If the government will take a chunk of the profits of the houses the men build working together it will also take a chunk of the profits of the houses of the men working separately. Wanniski postulates that men can choose to work in the underground economy. Last I checked the mafia didn’t advertise jobs for wiseguys.

If you want a real economics book, check out Economics Explained, by Heilbroner & Thurow, or The Wealth of Nations, by Adam Smith.

Unfortunately, Wanniski was not just another crackpot with a web-site and publishing contract.  Wanniski is credited with teaching economics to Jack Kemp and, as an adviser to Ronald Reagan from 1978 to 1981, with designing the Reagan tax cuts. (click here for wikipedia).

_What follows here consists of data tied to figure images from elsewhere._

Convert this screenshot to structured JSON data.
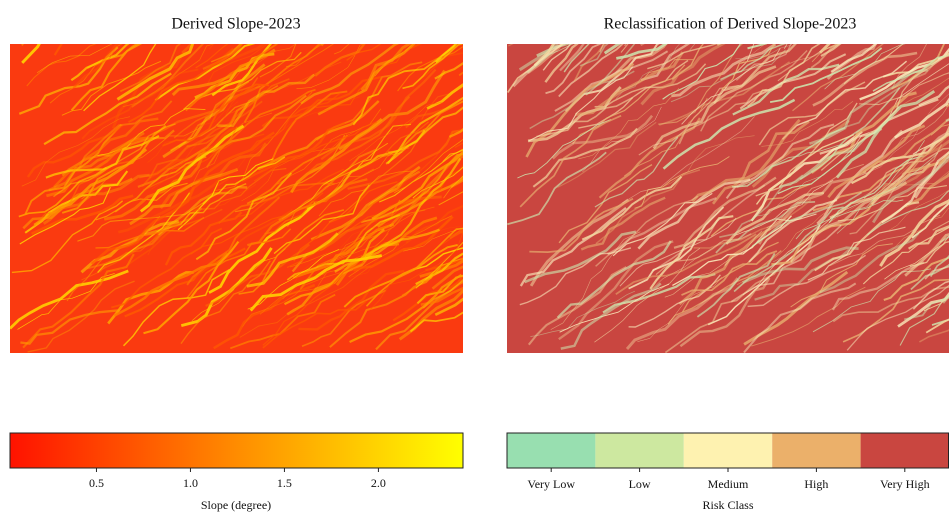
{
  "panels": [
    {
      "title": "Derived Slope-2023",
      "colorbar": {
        "label": "Slope (degree)",
        "lim": [
          0.04,
          2.45
        ],
        "ticks": [
          0.5,
          {
            "value": 1,
            "label": "1.0"
          },
          1.5,
          {
            "value": 2,
            "label": "2.0"
          }
        ],
        "colors": [
          "#ff1200",
          "#ff8c00",
          "#ffff00"
        ]
      }
    },
    {
      "title": "Reclassification of Derived Slope-2023",
      "legend": {
        "label": "Risk Class",
        "classes": [
          {
            "name": "Very Low",
            "color": "#98dfb0"
          },
          {
            "name": "Low",
            "color": "#cde8a0"
          },
          {
            "name": "Medium",
            "color": "#fef2b0"
          },
          {
            "name": "High",
            "color": "#ebb06a"
          },
          {
            "name": "Very High",
            "color": "#c94640"
          }
        ]
      }
    }
  ]
}
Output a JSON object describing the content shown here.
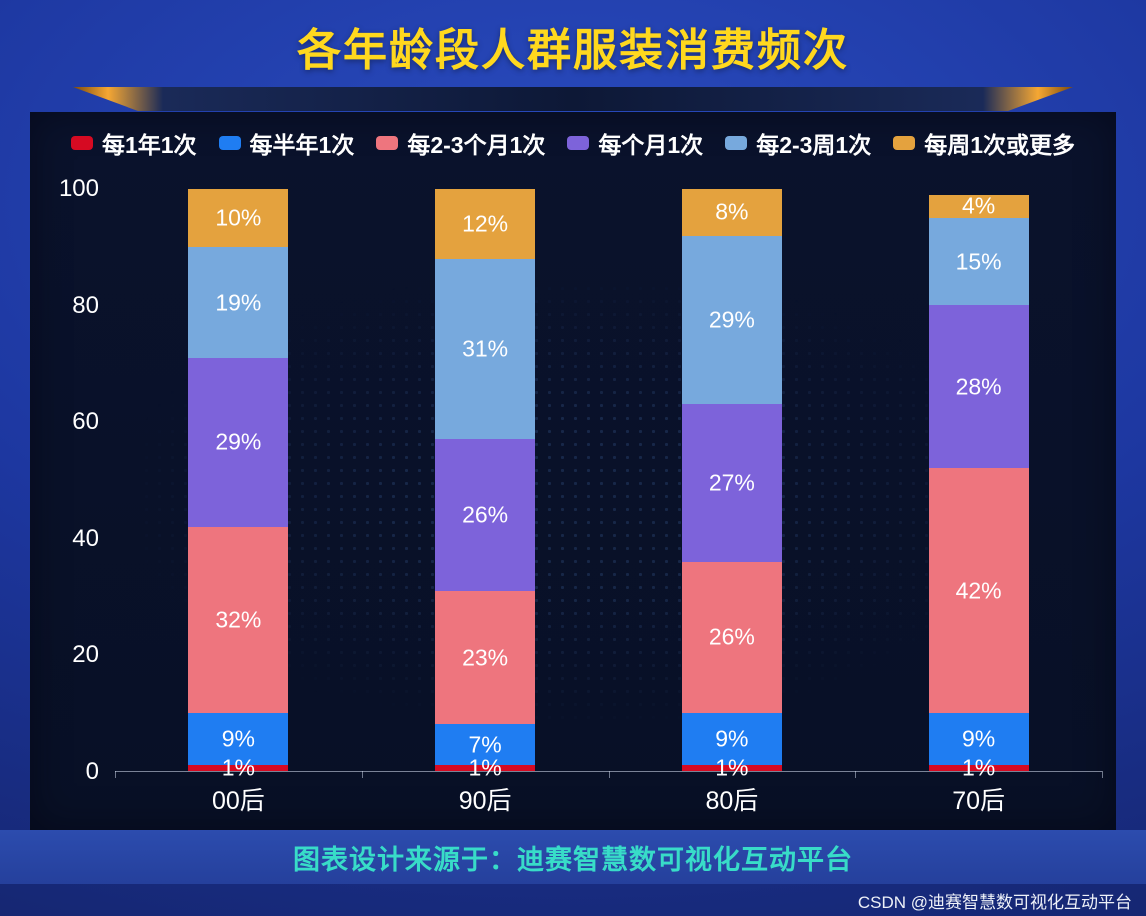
{
  "header": {
    "title": "各年龄段人群服装消费频次"
  },
  "colors": {
    "title-color": "#ffd81e",
    "footer-text-color": "#38dcc8",
    "panel-bg": "#0a122c",
    "band-bg": "#2c4cae",
    "accent-orange": "#f5a733"
  },
  "chart_data": {
    "type": "bar",
    "stacked": true,
    "title": "各年龄段人群服装消费频次",
    "categories": [
      "00后",
      "90后",
      "80后",
      "70后"
    ],
    "series": [
      {
        "name": "每1年1次",
        "color": "#d60a22",
        "values": [
          1,
          1,
          1,
          1
        ]
      },
      {
        "name": "每半年1次",
        "color": "#1f7df2",
        "values": [
          9,
          7,
          9,
          9
        ]
      },
      {
        "name": "每2-3个月1次",
        "color": "#ee757e",
        "values": [
          32,
          23,
          26,
          42
        ]
      },
      {
        "name": "每个月1次",
        "color": "#7d63da",
        "values": [
          29,
          26,
          27,
          28
        ]
      },
      {
        "name": "每2-3周1次",
        "color": "#77a9dd",
        "values": [
          19,
          31,
          29,
          15
        ]
      },
      {
        "name": "每周1次或更多",
        "color": "#e4a23e",
        "values": [
          10,
          12,
          8,
          4
        ]
      }
    ],
    "ylim": [
      0,
      100
    ],
    "yticks": [
      0,
      20,
      40,
      60,
      80,
      100
    ],
    "value_suffix": "%",
    "legend_position": "top",
    "grid": false
  },
  "footer": {
    "credit": "图表设计来源于：迪赛智慧数可视化互动平台",
    "watermark": "CSDN @迪赛智慧数可视化互动平台"
  }
}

While Wanniski wrote the book – literally – on neo-conservative supply side economics, he was critical of American policy toward Iraq. Wanniski wrote that UNSCOM inspectors found and destroyed all of Iraq’s Weapons of Mass Destruction, with the help of Saddam’s regime in the months following the first Gulf War, and never found  WMD’s in Iraq after November 1991 . Wanniski not only recognized the prospective importance of the Iraqi WMD question before other journalists, he argued correctly that Iraq didn’t have any WMD and stated that the U.S. would never allow UNSCOM to end the inspections regime no matter what Iraq did.

He vocally opposed the impending US War with Iraq at the beginning of 2003. On October 27, 2004, he publicly denounced George W. Bush, saying that “Mr. Bush has become an imperialist — one whose decisions as commander-in-chief have made the world a more dangerous place”. Eventually Wanniski endorsed John Kerry.